Afin de ne pas pénaliser excessivement le propriétaire, ces délais seront subordonnés au paiement régulier de l’indemnité d’occupation courante résiduelle, telle que prévue par l’ordonnance du 19 novembre 2024 du juge des contentieux de la protection du tribunal de proximité d’Aubervilliers, déduction faite de l’allocation logement faisant l’objet d’une mesure de conservation.

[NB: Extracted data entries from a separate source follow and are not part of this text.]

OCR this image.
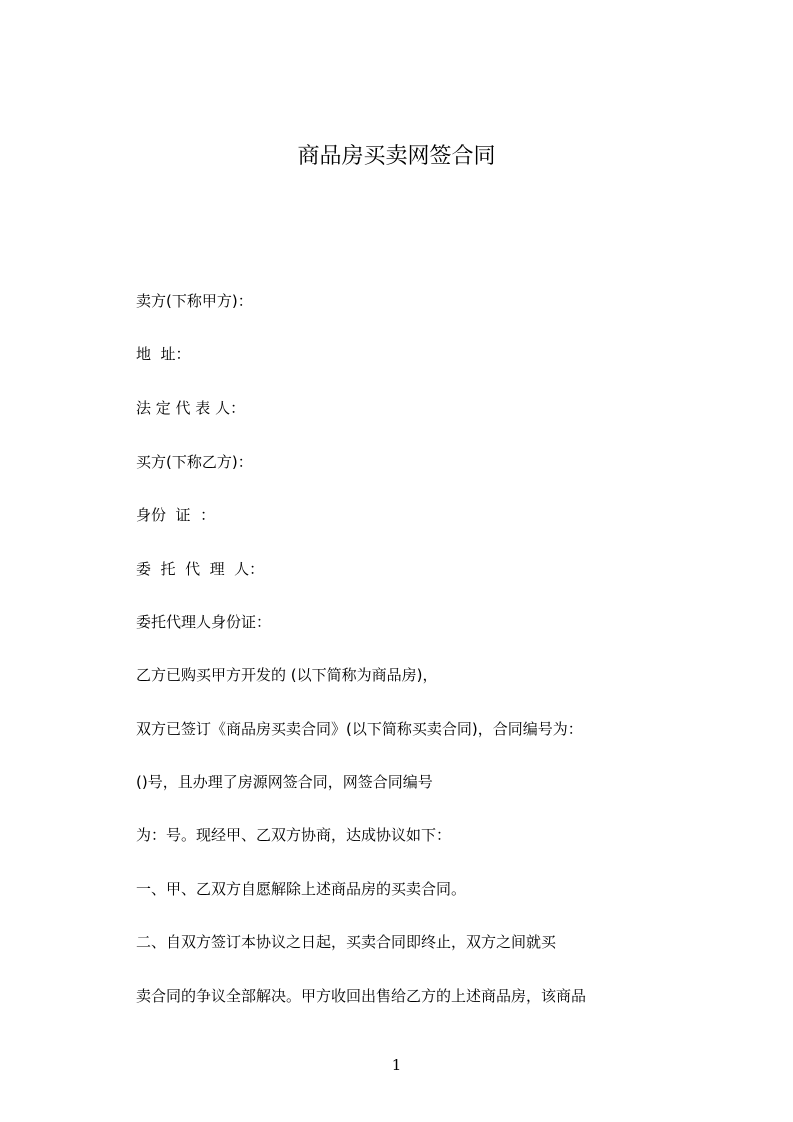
商品房买卖网签合同
卖方(下称甲方)：
地  址：
法 定 代 表 人：
买方(下称乙方)：
身份  证  ：
委  托  代  理  人：
委托代理人身份证：
乙方已购买甲方开发的 (以下简称为商品房)，
双方已签订《商品房买卖合同》(以下简称买卖合同)，合同编号为：
()号，且办理了房源网签合同，网签合同编号
为：号。现经甲、乙双方协商，达成协议如下：
一、甲、乙双方自愿解除上述商品房的买卖合同。
二、自双方签订本协议之日起，买卖合同即终止，双方之间就买
卖合同的争议全部解决。甲方收回出售给乙方的上述商品房，该商品
1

En application de l’article 696 du code de procédure civile, Monsieur [P] [U] et Madame [L] [Y] épouse [U] supporteront in solidum la charge des éventuels dépens et ce, malgré le succès leur prétention, l’instance ayant été introduite par ces derniers dans le seul objectif d’obtenir des délais pour quitter les lieux.
Il est en revanche équitable de rejeter la demande formée sur le fondement de l’article 700 du code de procédure civile.
La nature du litige rend nécessaire de déclarer la présente décision exécutoire au seul vu de la minute, en application des dispositions de l’article R121-17 du code des procédures civiles d’exécution.
PAR CES MOTIFS
La juge de l’exécution, statuant publiquement, par jugement contradictoire, mis à disposition au greffe et en premier ressort :
REJETTE la demande visant à voir écarter des débats le rapport Citémétrie,
ACCORDE à Monsieur [P] [U] et Madame [L] [Y] épouse [U], ainsi qu’à tout occupant de leur chef, un délai de 6 mois, soit jusqu’au 17 octobre 2025 inclus, pour se maintenir dans les lieux situés [Adresse 2] ;
DIT qu’à défaut de paiement à son terme d’une indemnité d’occupation courante résiduelle, telle que fixée par l’ordonnance du 19 novembre 2024 du juge des contentieux de la protection du tribunal de proximité d’Aubervilliers, et déduction faite de l’allocation logement faisant l’objet d’une mesure de conservation, passé un délai de 15 jours suivant la réception d’une mise en demeure de payer les sommes dues, adressée par lettre recommandée avec accusé de réception, Monsieur [P] [U] et Madame [L] [Y] épouse [U] perdront le bénéfice du délai accordé et le propriétaire pourra reprendre la mesure d’expulsion ;
DIT que Monsieur [P] [U] et Madame [L] [Y] épouse [U] devront quitter les lieux le 17 octobre 2025 au plus tard, faute de quoi la procédure d’expulsion, suspendue pendant ce délai, pourra être reprise ;
CONDAMNE in solidum Monsieur [P] [U] et Madame [L] [Y] épouse [U] aux dépens ;
REJETTE la demande formée sur le fondement de l’article 700 du code de procédure civile ;
Déclare la présente décision exécutoire au seul vu de la minute.
Fait à [Localité 4] le 17 avril 2024.